Sensitivity analysis further demonstrated that our findings were sensitive to our choice of county-level start-date. This may be due to the slow growth rate of COVID-19 in some counties. If many counties do not reach 10/10,000 until months after the first case, there could be policy or behavior changes going on that affect the results. Regardless, we found that there was overlap between the results of our sensitivity analysis and our main findings and these may represent factors that are significantly associated with our outcomes. COVID-19 related, vulnerable populations, and population characteristics are the categories that were important for both the main analysis and the sensitivity analysis suggesting they may be among the most important factors causing county-level variation in outcome.
Post-hoc analyses of the 3% of counties excluded due to missing data showed that the strongest predictor of missingness was RUCC code. Relative to the overall distribution of RUCC codes, the highest rate of deletion occurred in the RUCC 9 category (82%). Specifically, 15% of RUCC 9 counties (completely rural or less than 2500 urban population, not adjacent to a metro area) were excluded due to missing data. Currently, however, the observed trends for included RUCC 9 counties align with the RUCC 7 and 8 counties, so we would not expect those missing counties to differ substantially.

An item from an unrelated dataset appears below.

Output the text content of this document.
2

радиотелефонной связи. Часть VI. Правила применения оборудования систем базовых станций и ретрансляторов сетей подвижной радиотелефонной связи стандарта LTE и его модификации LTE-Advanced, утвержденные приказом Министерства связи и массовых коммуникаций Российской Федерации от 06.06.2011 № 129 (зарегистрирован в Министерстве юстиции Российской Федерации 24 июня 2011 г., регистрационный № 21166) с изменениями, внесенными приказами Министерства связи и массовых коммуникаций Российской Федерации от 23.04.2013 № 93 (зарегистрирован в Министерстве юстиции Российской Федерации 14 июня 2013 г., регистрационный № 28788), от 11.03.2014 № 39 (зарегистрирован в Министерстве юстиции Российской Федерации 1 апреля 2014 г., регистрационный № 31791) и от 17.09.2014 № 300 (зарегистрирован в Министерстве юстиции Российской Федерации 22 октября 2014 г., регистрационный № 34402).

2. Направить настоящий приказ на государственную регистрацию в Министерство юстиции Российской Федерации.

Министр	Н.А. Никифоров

Limitations and future directions
Our research has several limitations. First, we were unable to control for county-level COVID-19 testing rates as the data were unavailable. Therefore, our case counts may not be reliable as testing policies and resources differed across counties. This could be causing the underdispersion in our diagnostic models, particularly for the models with long timeframes. Similarly, there may be limitations in the quality of COVID-19 death data, which are derived largely from death certificates in the United States. While there are substantial quality control and certification efforts underway, the burden of the ongoing pandemic limits available resources for this task.(citation) The excess death data available through the CDC provide an additional source of information on COVID deaths that may serve as a valuable alternative or complement to death data, and should be explored in future analyses [54]. Not all SDoH features are updated at the same frequency and some features may not be as up-to-date as others. Our features did not always have consistent results across similar models; for instance, the RUCC code significance was not divided by rural and urban but a mix of both. However, given the comprehensive nature of our feature-set, our multiple analysis with different end-points, and our extensive diagnostic testing our findings are robust despite our limitations.